Indeed, Ms. Yanish is thinking much bigger. She said by spearheading the organization’s first project, the Bedford Fall Arts Festival, “we are creating a hope-filled chapter in the evolution of our nation.”
Ms. Yanish stated KBBAL’s mission is “to provide equal opportunity for artists of every discipline in the three Bedford hamlets to create, exhibit, perform, teach and collaborate for the benefit and enhancement of our town.” And, she said, KBBAL will work with the local government and private individuals to develop and make available the unused and underused properties in town to provide affordable or free workspace, exhibition, performance and teaching space for artists in the creation of their work. “This benefits the residents and the businesses by providing much needed creative support for every hamlet,” she said.
The goal of KBBAL, said Ms. Yanish, is to serve as an umbrella for all the arts, with a commitment to all creative endeavors. “Serving every creative person in our midst will make our town a destination for the arts, which is essential to our future,” she said.
One way of fulfilling that goal is to create community enhancement projects, such as public art that embraces diversity and allows for greater community involvement. “Nothing is more uplifting to a community than inspiring, enduring beautification projects,” Ms. Yanish said. “We understand a vibrant and supported arts community has always been the most powerful way to reinvigorate businesses, connect people and give greater meaning to our lives.” She said opportunities will be made available to artists of every expression to support their creative endeavors.
Ms. Yanish was the creative force behind the Katonah Art Stroll, a monthly event of art and music, and she has been looking for ways to continue and evolve that concept. Plans for the Bedford Fall Arts Festival are still in the works, but the programming will be in keeping with the philosophy of KBBAL.

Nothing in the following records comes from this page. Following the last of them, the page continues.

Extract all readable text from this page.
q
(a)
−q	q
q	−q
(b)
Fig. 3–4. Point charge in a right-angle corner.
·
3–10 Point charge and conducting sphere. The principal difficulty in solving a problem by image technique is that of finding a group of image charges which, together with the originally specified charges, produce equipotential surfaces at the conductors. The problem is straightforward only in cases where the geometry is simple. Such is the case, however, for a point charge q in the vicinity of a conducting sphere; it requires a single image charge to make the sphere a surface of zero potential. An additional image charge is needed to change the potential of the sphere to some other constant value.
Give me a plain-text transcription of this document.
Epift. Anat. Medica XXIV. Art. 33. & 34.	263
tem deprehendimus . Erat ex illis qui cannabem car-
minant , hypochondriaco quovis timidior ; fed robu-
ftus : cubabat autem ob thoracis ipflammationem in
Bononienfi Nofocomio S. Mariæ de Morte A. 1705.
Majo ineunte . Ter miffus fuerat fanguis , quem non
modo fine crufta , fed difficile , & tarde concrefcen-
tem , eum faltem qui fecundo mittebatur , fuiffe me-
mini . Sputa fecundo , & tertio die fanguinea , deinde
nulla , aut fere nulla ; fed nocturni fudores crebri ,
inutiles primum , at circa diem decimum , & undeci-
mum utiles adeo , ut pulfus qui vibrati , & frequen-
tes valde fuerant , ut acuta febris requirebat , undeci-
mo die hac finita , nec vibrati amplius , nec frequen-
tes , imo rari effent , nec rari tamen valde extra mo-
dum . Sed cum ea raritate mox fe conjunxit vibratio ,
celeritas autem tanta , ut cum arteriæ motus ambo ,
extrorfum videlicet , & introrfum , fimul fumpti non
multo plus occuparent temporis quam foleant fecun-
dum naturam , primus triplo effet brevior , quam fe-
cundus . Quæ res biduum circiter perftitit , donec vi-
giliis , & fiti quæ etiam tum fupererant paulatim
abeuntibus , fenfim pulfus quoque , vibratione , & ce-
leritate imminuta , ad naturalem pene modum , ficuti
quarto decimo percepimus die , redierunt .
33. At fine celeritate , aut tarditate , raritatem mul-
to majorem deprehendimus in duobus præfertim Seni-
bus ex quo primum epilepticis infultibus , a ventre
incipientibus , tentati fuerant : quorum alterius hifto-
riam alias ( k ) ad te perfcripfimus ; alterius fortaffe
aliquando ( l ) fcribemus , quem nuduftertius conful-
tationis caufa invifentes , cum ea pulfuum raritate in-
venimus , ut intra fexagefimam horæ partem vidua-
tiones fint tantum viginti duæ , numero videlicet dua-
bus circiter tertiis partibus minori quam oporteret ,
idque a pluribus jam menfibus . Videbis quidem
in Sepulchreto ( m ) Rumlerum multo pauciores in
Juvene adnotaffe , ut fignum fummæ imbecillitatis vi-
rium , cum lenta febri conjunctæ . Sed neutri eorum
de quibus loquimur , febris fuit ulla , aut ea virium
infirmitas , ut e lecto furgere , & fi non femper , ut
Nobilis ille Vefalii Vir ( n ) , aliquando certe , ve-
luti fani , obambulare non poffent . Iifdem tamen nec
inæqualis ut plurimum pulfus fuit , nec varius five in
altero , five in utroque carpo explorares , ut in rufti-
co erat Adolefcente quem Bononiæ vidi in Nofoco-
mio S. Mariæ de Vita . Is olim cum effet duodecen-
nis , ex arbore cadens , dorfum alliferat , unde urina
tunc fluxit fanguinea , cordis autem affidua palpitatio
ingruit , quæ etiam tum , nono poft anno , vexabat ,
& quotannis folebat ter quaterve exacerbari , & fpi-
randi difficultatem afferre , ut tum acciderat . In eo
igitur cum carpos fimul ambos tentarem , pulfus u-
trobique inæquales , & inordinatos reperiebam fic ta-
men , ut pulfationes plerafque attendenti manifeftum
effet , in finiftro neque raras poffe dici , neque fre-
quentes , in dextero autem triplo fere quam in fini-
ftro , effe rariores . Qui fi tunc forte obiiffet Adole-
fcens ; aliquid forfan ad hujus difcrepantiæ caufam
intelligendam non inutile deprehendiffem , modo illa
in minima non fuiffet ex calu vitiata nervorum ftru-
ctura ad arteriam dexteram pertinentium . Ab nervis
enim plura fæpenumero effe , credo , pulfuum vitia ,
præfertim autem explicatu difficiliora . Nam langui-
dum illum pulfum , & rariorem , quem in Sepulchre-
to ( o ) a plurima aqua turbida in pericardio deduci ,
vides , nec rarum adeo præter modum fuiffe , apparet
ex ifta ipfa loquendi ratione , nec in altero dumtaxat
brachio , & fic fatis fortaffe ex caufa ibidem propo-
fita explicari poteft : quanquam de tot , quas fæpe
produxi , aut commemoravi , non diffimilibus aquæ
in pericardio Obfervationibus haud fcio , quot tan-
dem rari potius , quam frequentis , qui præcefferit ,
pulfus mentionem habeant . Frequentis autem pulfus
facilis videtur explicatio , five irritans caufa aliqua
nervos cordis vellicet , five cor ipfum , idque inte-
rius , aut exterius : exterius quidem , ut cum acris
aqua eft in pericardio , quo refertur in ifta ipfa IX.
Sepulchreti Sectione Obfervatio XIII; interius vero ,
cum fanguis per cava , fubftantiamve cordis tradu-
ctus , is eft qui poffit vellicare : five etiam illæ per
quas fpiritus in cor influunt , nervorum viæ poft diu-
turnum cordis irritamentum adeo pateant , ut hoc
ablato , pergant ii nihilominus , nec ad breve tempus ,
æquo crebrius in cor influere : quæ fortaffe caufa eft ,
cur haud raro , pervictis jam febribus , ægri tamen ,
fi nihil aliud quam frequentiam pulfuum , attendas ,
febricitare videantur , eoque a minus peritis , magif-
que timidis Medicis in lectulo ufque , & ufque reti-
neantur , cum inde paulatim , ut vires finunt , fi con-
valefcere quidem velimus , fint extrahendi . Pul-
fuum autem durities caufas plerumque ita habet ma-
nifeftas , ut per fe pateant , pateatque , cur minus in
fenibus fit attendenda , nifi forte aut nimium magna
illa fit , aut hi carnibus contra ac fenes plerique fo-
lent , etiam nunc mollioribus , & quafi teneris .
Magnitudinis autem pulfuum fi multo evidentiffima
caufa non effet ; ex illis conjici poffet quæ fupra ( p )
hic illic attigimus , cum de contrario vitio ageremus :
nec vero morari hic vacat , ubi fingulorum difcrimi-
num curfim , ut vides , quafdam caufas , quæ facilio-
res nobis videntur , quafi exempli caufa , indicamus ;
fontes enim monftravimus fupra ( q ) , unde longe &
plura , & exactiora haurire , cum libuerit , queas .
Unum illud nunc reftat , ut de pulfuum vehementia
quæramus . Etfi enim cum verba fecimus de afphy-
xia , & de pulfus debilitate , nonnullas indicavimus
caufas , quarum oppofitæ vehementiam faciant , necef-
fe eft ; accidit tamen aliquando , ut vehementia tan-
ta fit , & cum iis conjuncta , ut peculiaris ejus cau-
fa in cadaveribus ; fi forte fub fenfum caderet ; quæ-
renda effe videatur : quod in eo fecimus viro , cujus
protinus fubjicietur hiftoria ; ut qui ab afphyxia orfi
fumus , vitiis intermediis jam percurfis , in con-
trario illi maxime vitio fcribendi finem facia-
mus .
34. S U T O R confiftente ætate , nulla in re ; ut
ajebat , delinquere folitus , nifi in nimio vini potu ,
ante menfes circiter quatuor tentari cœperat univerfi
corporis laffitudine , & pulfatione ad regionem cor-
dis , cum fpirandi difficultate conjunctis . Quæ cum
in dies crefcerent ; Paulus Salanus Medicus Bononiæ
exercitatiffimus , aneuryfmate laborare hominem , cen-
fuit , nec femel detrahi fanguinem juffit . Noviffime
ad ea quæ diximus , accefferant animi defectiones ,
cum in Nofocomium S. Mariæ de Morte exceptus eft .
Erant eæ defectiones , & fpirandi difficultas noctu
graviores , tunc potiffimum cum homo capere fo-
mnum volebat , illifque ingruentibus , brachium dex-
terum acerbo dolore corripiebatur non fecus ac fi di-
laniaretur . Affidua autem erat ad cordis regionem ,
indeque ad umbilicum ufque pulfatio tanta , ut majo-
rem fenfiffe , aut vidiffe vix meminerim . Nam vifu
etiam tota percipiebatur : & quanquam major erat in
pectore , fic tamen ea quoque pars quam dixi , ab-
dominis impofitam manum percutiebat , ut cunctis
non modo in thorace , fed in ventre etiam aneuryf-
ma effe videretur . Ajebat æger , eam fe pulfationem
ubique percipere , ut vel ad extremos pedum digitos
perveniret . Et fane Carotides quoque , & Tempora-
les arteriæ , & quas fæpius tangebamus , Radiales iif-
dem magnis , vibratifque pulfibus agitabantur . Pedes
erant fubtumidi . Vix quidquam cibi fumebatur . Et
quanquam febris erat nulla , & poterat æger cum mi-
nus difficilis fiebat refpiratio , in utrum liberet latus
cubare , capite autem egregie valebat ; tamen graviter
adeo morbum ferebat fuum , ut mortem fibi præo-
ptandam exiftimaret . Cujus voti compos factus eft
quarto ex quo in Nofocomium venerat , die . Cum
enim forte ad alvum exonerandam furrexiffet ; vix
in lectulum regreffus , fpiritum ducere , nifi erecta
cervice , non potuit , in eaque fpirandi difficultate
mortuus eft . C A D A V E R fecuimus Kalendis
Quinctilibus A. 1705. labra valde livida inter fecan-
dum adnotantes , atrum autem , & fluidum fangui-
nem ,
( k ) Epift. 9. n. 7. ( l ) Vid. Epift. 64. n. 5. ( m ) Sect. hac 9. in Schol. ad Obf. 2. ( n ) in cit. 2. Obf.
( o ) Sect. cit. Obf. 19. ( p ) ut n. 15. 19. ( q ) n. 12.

“We are committed to dismantling racism and injustice through the arts,” said Ms. Yanish. “Art is the soul of humanity and humanity is the soul of art. Creativity is our hope and we welcome everyone, for the renewal of our communities and humanity itself.”
In addition to Ms. Yanish, other founders of KBBAL include Trent Dawson, an actor, playwright and director who founded Katonah Classic Stage; Laura Malfa, a steering committee member who is the owner of One Heart Healing in Katonah; Carolyn Nielsen, artistic director of Pied Piper Youth Theater and co-founder of Open Arms Theater, who has spent most of her life in South Salem and Bedford; Deirdre Breen, a Katonah native focused on the art of consciousness; and Michele Miller, a writer and fundraising consultant who is co-founder of Open Arms Theatre.
“Visionaries are stepping forward now,” Ms. Yanish said, including “healers, artists, poets, musicians, philosophers, dreamers.” She concluded, “Our efforts to envision a community, a world, for our children must be born from our hope of equity and harmony. No matter how much any of us has, no one is free and safe until we all are.”